Самое интересное, что Игорю, учившемуся на искусствоведа, удалось убедить приятелей не высовываться, а благодарный ректор поставил в зачетке Васильева сплошные «отлично».

Игоря обожали девушки, им импонировала его красота, элегантность, отменные манеры, Васильев происходил из хорошей семьи, впереди его ждала престижная работа, а мать юноши явно имела немалый «золотой запас». Даже одной из вышеперечисленных причин хватило бы слабому полу, чтобы открыть охоту на Игоря, и к четвертому курсу у Васильева за плечами уже было два развода. Такое поведение не поощрялось, Игорю светила характеристика, убивавшая любую карьеру: «морально неустойчив». Но обаяние певчего дрозда Васильева распространилось и на бюро комсомола, поэтому он получил замечательную аттестацию, в которой яркими красками была расписана его политическая благонадежность и исключительная порядочность.

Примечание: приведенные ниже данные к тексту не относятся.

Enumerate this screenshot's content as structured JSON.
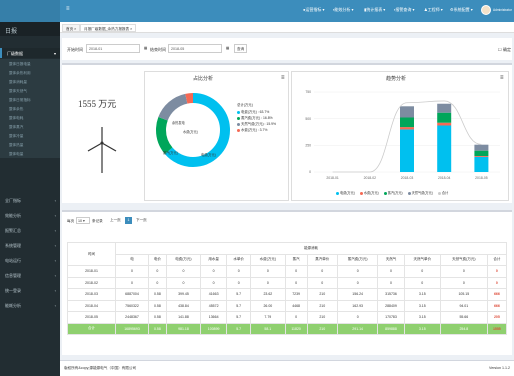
{
  "header": {
    "menu_items": [
      "●运营指标 ▾",
      "▪能效分析 ▾",
      "▮统计报表 ▾",
      "▪报警查询 ▾",
      "♟工程师 ▾",
      "⚙系统配置 ▾"
    ],
    "user_name": "Administrator"
  },
  "sidebar": {
    "title": "日报",
    "items": [
      {
        "label": "厂级数据",
        "active": true
      },
      {
        "label": "全厂指标"
      },
      {
        "label": "效能分析"
      },
      {
        "label": "报警汇总"
      },
      {
        "label": "系统管理"
      },
      {
        "label": "电站运行"
      },
      {
        "label": "信息管理"
      },
      {
        "label": "统一登录"
      },
      {
        "label": "能耗分析"
      }
    ],
    "subitems": [
      "整体日报电量",
      "整体余热利用",
      "整体消耗量",
      "整体天然气",
      "整体日常指标",
      "整体余热",
      "整体电耗",
      "整体蒸汽",
      "整体冷量",
      "整体热量",
      "整体电量"
    ]
  },
  "tabs": [
    {
      "label": "首页 ×"
    },
    {
      "label": "月报厂级数据_余热力报报表 ×"
    }
  ],
  "filter": {
    "start_label": "开始时间",
    "start_value": "2018-01",
    "end_label": "结束时间",
    "end_value": "2018-05",
    "query_button": "查询",
    "confirm_label": "确定"
  },
  "kpi": {
    "value": "1555 万元"
  },
  "donut": {
    "title": "占比分析",
    "center_top": "余热发电",
    "legend_title": "总计(万元)",
    "legend": [
      {
        "label": "电费(万元) : 63.7%",
        "color": "#00c0ef"
      },
      {
        "label": "蒸汽费(万元) : 16.8%",
        "color": "#00a65a"
      },
      {
        "label": "天然气费(万元) : 15.9%",
        "color": "#7d8ca1"
      },
      {
        "label": "水费(万元) : 3.7%",
        "color": "#f56954"
      }
    ],
    "slice_labels": [
      "水费(万元)",
      "电费(万元)",
      "蒸汽(万元)"
    ]
  },
  "chart_data": {
    "type": "bar",
    "title": "趋势分析",
    "categories": [
      "2018-01",
      "2018-02",
      "2018-03",
      "2018-04",
      "2018-05"
    ],
    "ylim": [
      0,
      750
    ],
    "yticks": [
      0,
      250,
      500,
      750
    ],
    "series": [
      {
        "name": "电费(万元)",
        "color": "#00c0ef",
        "values": [
          0,
          0,
          399,
          436,
          142
        ]
      },
      {
        "name": "水费(万元)",
        "color": "#f56954",
        "values": [
          0,
          0,
          22,
          26,
          8
        ]
      },
      {
        "name": "蒸汽(万元)",
        "color": "#00a65a",
        "values": [
          0,
          0,
          90,
          94,
          50
        ]
      },
      {
        "name": "天然气费(万元)",
        "color": "#7d8ca1",
        "values": [
          0,
          0,
          105,
          84,
          56
        ]
      }
    ],
    "line": {
      "name": "合计",
      "values": [
        0,
        0,
        649,
        666,
        259
      ]
    },
    "legend_position": "bottom",
    "grid": true
  },
  "table": {
    "show_label": "每页",
    "show_value": "10",
    "show_suffix": "条记录",
    "prev": "上一页",
    "page": "1",
    "next": "下一页",
    "group_header": "能源消耗",
    "time_header": "时间",
    "columns": [
      "电",
      "电价",
      "电费(万元)",
      "用水量",
      "水单价",
      "水费(万元)",
      "蒸汽",
      "蒸汽单价",
      "蒸汽费(万元)",
      "天然气",
      "天然气单价",
      "天然气费(万元)",
      "合计"
    ],
    "rows": [
      [
        "2018-01",
        "0",
        "0",
        "0",
        "0",
        "0",
        "0",
        "0",
        "0",
        "0",
        "0",
        "0",
        "0",
        "0"
      ],
      [
        "2018-02",
        "0",
        "0",
        "0",
        "0",
        "0",
        "0",
        "0",
        "0",
        "0",
        "0",
        "0",
        "0",
        "0"
      ],
      [
        "2018-03",
        "6887004",
        "0.58",
        "399.45",
        "41663",
        "5.7",
        "23.62",
        "7239",
        "210",
        "156.24",
        "315736",
        "3.15",
        "105.15",
        "666"
      ],
      [
        "2018-04",
        "7560322",
        "0.58",
        "438.84",
        "45572",
        "5.7",
        "26.00",
        "4468",
        "210",
        "162.93",
        "288409",
        "3.15",
        "94.01",
        "666"
      ],
      [
        "2018-05",
        "2448367",
        "0.58",
        "141.88",
        "13664",
        "5.7",
        "7.79",
        "0",
        "210",
        "0",
        "170783",
        "3.15",
        "55.66",
        "205"
      ]
    ],
    "total": [
      "合计",
      "16895693",
      "0.58",
      "981.18",
      "100899",
      "5.7",
      "58.1",
      "11820",
      "210",
      "291.14",
      "859888",
      "3.15",
      "254.8",
      "1555"
    ]
  },
  "footer": {
    "copyright": "版权所有&copy;源能源电气（中国）有限公司",
    "version": "Version 1.1.2"
  }
}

Афанасия устроила сына на работу в музей имени Маркова[4], который имел статус научно-исследовательского института.

Через некоторое время весь коллектив влюбился в Васильева, и это было вполне объяснимо. Подавляющее большинство сотрудников составляли женщины, Игорек оказался в настоящем малиннике, но парень вел себя очень осторожно, ни с кем интимных отношений не заводил и получил кличку Милый Котик.

Спустя год Милый Котик женился на неприметной внешне, но очень умной Ане Корольковой. Сначала музейные бабы опешили, потом стали шептать по углам.

– Ну и ну! Что он в ней нашел? Жуткая образина, страшнее атомной войны! – говорили одни.

– Игорь балбес, до сих пор ничего для диссертации не сделал, Аня ему враз ее напишет, – сплетничали другие.

– Надоело его матери домработнице платить, – злобствовали третьи. – Анька тихая, будет у них хозяйство вести.

– Он с ней скоро расплюется, – надеялись четвертые.

Но, несмотря на все пророчества, Королькова и Васильев казались любящей парой, хотя они мало подходили друг другу. Балбес, лентяй и весельчак Игорь совершенно не монтировался с крайне серьезной, очень тихой и умной Анечкой. После бракосочетания парень не изменил своих привычек, за рабочий день он успевал отпустить сто комплиментов разным дамам, угостить сотрудниц пирожными и обсудить с коллегами-мужчинами результат футбольного матча. Но домой они с Аней уходили вместе, а поскольку Королькова была трудоголиком, пара частенько задерживалась в музее до полуночи.

Анечка защитила кандидатскую диссертацию, получила должность старшего научного сотрудника и забеременела.

Весть о том, что Королькова ждет ребенка, не обрадовала музейное начальство. Анечка свободно владела английским и французским языками. Остальные сотрудники музея, включая ученого-секретаря и директора, с грехом пополам изъяснялись на «московском инглише», поэтому Королькова всегда сопровождала руководство во всех загранкомандировках. Серьезную молодую женщину знали и уважали во многих музеях мира. Представляете, каким шоком для коллег стало известие о том, что Игорь и Аня арестованы за хищение экспонатов из хранилища музея?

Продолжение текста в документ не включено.